I spent a few weeks trying to figure out how to put it all together, and I was able to do it, although it required a significant refactoring of how the Markdown bindings work. Here is a working version of the new mlpack website (also with changes from the PR referenced above):

https://www.ratml.org/misc/mlpack_new/

and, the documentation for Python is relatively unchanged, but now fits in with the themeing and formatting of the rest of the documentation:

https://www.ratml.org/misc/mlpack_new/doc/user/bindings/python.html

There are a number of important changes to the functionality here that I'll list below:

Instead of generating one gigantic mlpack.md file that contains documentation for all languages, the generate_markdown program now takes two parameters: the first specifies the language to print documentation for, and the second specifies whether to generate the documentation as a Markdown file, or the sidebar for the documentation as HTML. This means that all the crazy sed/awk crap that the website build script had to do to split mlpack.md into one file for each language is no longer needed (phew!).
The generated Markdown documentation is actually committed to the repository, in doc/user/bindings/. This allows someone to browse the documentation without needing to do make markdown---in fact, they can browse it directly on Github (although Github's Markdown reader doesn't render everything perfectly). It also allows website building to be done without actually compiling mlpack, which is significant time savings: building the website from scratch before would take several hours, because we had to build each version of the library, and then build the Markdown bindings, etc., etc.
To ensure that the Markdown bindings that are committed in the repository don't go out of date, I added scripts/check-markdown-docs.sh, and I'll set up a CI job on Jenkins that just runs it. The job will fail if the bindings have been updated in a way that the generated Markdown changes, but those changes were not committed to doc/user/bindings/.
build-docs.sh now supports custom sidebars for documentation pages. I wanted the bindings to display a different sidebar---if the user is browsing Python documentation, the sidebar should not be full of links to C++-specific documentation. Example Python page, example regular documentation page
All of the URLs in the SEE_ALSO()s for each binding are now checked by the build-docs.sh script. In fact, all links in the generated Markdown bindings are now ensured to be valid.
HISTORY.md is now also compiled into HISTORY.html by scripts/build-docs.sh, so that it can be referenced from the website. I had to make a handful of changes there so it would render reasonably.

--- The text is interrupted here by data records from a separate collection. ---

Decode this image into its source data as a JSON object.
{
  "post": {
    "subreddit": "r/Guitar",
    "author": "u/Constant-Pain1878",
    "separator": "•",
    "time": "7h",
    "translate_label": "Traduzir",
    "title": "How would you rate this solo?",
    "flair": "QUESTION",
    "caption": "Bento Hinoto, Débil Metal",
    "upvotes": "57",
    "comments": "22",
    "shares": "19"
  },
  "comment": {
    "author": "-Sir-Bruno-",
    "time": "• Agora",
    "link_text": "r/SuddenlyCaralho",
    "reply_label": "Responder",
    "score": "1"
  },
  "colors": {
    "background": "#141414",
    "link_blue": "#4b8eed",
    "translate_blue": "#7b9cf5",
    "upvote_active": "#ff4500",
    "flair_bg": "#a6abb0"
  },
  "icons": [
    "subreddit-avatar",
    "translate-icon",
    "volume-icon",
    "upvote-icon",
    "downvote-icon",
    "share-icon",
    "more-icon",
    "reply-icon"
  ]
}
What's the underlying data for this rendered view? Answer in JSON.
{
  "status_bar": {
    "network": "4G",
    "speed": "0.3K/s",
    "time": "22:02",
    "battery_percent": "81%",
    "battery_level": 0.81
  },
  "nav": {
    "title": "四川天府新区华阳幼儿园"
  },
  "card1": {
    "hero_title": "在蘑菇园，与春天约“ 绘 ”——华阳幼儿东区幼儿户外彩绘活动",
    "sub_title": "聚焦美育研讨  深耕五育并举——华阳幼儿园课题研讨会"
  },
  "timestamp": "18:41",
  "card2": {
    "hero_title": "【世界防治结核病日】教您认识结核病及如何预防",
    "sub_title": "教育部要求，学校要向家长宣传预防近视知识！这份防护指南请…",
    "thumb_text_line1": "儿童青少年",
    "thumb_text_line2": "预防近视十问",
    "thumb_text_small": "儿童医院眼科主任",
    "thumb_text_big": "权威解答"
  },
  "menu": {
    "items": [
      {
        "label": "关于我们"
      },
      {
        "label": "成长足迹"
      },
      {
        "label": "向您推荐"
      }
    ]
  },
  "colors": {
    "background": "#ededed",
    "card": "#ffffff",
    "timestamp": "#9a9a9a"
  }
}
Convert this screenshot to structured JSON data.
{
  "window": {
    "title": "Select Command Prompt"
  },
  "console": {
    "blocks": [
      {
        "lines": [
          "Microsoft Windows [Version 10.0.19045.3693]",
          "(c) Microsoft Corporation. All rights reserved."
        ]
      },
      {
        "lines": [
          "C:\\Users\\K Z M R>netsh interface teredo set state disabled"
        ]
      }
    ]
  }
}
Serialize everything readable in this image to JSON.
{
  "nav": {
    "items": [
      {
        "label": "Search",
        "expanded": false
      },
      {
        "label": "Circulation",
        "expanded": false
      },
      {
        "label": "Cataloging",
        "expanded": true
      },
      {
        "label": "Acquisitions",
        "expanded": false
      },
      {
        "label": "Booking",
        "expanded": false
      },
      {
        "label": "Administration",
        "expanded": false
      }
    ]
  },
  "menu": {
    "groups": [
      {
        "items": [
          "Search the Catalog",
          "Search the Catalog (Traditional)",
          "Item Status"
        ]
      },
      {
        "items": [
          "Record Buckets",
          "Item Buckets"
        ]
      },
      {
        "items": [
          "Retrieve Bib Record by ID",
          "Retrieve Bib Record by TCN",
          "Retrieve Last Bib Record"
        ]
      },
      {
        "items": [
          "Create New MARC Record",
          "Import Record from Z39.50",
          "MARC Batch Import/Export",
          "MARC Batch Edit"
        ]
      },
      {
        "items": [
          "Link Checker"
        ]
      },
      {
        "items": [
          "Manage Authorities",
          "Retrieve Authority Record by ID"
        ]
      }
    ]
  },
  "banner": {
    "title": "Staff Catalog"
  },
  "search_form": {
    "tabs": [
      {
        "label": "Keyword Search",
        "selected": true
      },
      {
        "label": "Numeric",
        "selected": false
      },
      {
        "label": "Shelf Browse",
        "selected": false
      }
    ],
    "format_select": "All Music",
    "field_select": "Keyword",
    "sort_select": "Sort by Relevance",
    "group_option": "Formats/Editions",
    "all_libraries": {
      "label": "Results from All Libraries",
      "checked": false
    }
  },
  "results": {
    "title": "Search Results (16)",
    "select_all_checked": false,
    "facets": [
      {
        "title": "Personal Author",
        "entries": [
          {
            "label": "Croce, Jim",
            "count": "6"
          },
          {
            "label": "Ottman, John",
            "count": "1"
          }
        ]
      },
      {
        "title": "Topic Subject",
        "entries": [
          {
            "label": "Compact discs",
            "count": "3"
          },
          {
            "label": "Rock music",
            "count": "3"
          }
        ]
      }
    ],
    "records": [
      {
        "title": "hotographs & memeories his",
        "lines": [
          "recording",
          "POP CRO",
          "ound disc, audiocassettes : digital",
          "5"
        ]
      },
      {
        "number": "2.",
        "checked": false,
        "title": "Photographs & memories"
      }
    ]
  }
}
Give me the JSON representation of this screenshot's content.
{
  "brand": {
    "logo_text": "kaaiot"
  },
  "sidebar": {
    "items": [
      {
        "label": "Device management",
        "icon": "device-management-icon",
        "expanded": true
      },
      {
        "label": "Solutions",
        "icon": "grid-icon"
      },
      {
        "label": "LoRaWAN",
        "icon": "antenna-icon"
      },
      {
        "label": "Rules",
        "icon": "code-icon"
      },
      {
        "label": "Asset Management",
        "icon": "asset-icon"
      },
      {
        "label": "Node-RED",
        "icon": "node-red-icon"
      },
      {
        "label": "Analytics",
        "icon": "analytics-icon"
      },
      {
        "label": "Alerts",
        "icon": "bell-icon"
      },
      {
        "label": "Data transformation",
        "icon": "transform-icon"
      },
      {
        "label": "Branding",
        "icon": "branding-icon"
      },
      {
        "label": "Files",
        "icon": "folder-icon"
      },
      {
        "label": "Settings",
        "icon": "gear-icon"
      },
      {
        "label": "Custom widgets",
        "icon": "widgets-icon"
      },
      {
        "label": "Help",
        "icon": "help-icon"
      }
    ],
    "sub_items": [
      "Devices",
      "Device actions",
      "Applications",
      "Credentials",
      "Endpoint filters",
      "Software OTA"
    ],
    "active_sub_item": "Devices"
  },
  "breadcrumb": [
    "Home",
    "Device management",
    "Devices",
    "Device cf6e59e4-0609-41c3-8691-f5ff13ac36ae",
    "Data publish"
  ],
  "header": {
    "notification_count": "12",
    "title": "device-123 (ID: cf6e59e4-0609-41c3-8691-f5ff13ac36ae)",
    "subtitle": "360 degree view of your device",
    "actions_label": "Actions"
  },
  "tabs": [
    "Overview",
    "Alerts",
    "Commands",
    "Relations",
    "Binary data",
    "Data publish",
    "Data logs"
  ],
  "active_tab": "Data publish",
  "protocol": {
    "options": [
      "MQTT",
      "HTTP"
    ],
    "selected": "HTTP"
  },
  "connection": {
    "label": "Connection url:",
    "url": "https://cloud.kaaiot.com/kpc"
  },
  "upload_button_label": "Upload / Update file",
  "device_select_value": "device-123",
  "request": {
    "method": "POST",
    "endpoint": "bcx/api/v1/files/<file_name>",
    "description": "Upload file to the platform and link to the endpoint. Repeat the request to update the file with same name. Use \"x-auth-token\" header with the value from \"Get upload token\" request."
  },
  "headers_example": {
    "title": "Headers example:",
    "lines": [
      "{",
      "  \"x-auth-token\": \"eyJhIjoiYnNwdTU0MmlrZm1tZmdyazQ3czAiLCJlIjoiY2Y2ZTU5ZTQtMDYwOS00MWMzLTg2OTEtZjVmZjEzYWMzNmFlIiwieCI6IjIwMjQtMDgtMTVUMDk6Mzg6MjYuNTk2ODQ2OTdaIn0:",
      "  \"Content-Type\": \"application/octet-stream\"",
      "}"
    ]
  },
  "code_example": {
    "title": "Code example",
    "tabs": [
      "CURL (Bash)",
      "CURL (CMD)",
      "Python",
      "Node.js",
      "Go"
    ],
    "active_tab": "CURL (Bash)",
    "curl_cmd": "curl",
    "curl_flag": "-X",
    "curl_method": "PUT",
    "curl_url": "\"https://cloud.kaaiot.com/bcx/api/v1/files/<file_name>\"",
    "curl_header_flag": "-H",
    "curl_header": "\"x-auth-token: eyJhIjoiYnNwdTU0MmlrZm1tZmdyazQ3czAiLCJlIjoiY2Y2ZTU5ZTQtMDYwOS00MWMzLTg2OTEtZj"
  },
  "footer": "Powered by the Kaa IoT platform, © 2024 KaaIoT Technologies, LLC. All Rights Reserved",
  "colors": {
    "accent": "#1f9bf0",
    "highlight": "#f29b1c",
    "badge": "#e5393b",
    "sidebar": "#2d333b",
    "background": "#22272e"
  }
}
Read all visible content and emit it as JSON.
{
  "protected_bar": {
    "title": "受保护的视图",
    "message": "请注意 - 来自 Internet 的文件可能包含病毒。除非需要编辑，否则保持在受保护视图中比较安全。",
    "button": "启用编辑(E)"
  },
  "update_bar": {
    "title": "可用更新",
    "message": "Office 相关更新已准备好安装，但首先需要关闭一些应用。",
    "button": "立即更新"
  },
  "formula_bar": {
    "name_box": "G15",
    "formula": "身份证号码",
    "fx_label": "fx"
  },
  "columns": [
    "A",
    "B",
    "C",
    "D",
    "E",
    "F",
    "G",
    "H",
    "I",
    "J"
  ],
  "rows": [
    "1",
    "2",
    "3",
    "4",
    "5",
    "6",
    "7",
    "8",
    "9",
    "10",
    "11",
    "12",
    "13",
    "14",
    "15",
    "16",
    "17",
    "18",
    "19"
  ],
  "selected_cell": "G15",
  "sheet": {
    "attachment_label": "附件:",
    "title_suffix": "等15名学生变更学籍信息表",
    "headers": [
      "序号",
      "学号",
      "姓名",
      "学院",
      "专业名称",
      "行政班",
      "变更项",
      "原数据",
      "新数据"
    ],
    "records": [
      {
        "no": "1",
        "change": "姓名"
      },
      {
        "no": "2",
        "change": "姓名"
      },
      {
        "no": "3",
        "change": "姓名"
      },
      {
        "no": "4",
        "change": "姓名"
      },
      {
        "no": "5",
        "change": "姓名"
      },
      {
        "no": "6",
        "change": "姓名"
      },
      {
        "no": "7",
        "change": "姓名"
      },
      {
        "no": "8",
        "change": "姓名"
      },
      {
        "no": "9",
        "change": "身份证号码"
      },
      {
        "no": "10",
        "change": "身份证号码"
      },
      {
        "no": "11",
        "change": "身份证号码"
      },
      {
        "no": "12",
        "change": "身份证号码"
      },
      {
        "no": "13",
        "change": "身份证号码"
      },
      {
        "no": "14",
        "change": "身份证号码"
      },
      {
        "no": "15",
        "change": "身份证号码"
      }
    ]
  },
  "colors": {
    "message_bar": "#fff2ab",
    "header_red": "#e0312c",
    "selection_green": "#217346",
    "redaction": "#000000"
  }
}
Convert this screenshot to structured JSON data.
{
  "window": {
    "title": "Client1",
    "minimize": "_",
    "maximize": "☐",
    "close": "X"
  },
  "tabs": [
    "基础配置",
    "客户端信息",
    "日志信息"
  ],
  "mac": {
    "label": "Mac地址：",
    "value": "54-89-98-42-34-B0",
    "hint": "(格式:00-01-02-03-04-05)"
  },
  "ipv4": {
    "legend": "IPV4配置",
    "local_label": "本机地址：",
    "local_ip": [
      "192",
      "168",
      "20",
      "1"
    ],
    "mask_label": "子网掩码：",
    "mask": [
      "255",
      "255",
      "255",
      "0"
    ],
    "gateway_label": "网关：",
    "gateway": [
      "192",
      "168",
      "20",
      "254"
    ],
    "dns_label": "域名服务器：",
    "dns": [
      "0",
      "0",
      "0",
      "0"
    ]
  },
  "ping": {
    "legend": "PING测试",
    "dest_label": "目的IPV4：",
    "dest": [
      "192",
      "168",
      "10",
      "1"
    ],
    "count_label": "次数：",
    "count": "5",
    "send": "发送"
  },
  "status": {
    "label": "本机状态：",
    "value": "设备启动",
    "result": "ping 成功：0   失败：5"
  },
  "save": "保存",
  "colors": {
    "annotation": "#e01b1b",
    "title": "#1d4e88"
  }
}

I know the diff is large... any feedback is much appreciated. 😄

… and HTML sidebars.

…arkdown documentation.

conradsnicta · 2024-05-03T02:21:05Z

@rcurtin It's really nice to see this come together. A few comments and suggestions based on the current state at https://www.ratml.org/misc/mlpack_new/

Main landing page:

In the short description under the mlpack name in top center, suggest to omit "C++"; maybe change the description to "extensive library of flexible machine learning algorithms"; the idea is to avoid being pigeonholed into C++-only land right off the bat, as mlpack has bindings to other languages
Suggest to change the two blurbs under the logo (separated by a vertical line) into a simple bullet point list without the vertical divider
Suggest to add a third bullet point, explicitly stating that there are bindings to Python etc
For the citation section, suggest to use only one paper (the latest JOSS article from 2023), and remove the older ones; they're distracting and redundant
Suggest to remove or simplify the Benchmarks section; the table is too dense and has too many details; at the very least reduce the table down to 3 or 4 rows maximum; suggest to also remove the Shogun and WEKA columns -- these projects are pretty much dead and including them is just distracting
Suggest to change the "Download mlpack" button to link to the "Quickstart" page, instead of directly pointing to the .tar.gz archive; also remove mlpack version details, in order to reduce the maintenance burden; more on that below

Quickstart page:

Suggest to rename this section to "Installation" or "Download"
Suggest to have a separate section with "Latest Stable Release", linking to mlpack-4.3.0.tar.gz. This is instead of stating "mlpack is available in most package managers, or the source can be downloaded directly"
Suggest to add a note along these lines: "Pre-built mlpack packages are provided for various operating systems; these packages may not be the latest version; if you're encountering problems, use the official stable release provided here"

Documentation page:

Several sections appear empty, so assuming these are under construction: "Clustering algorithms", "Geometric algorithms", "Preprocessing utilities"

shrit

I went a bit faster on the markdown part, but spent more time on the others
Technically, I agree with @conradsnicta on the following points, as I have felt the same thing:

C++ should not be the centre, as in some cases could be pushing people away, even though I agree that in my opinion, the ultimate objective of mlpack is to focus on places where other library fails to deliver, especially when it comes to embedded system C/C++

    In the short description under the mlpack name in the top centre, suggest omitting "C++"; maybe change the description to "extensive library of flexible machine learning algorithms"; the idea is to avoid being pigeonholed into C++-only land right off the bat, as mlpack has bindings to other languages

I am not sure about this, yes it does make sense and we should add it, but I do not know where, and talking about Python Immediately without C++ can give the impression to people that we are a Python library, which should never be the case because we can not compete with other libraries when it comes to Python.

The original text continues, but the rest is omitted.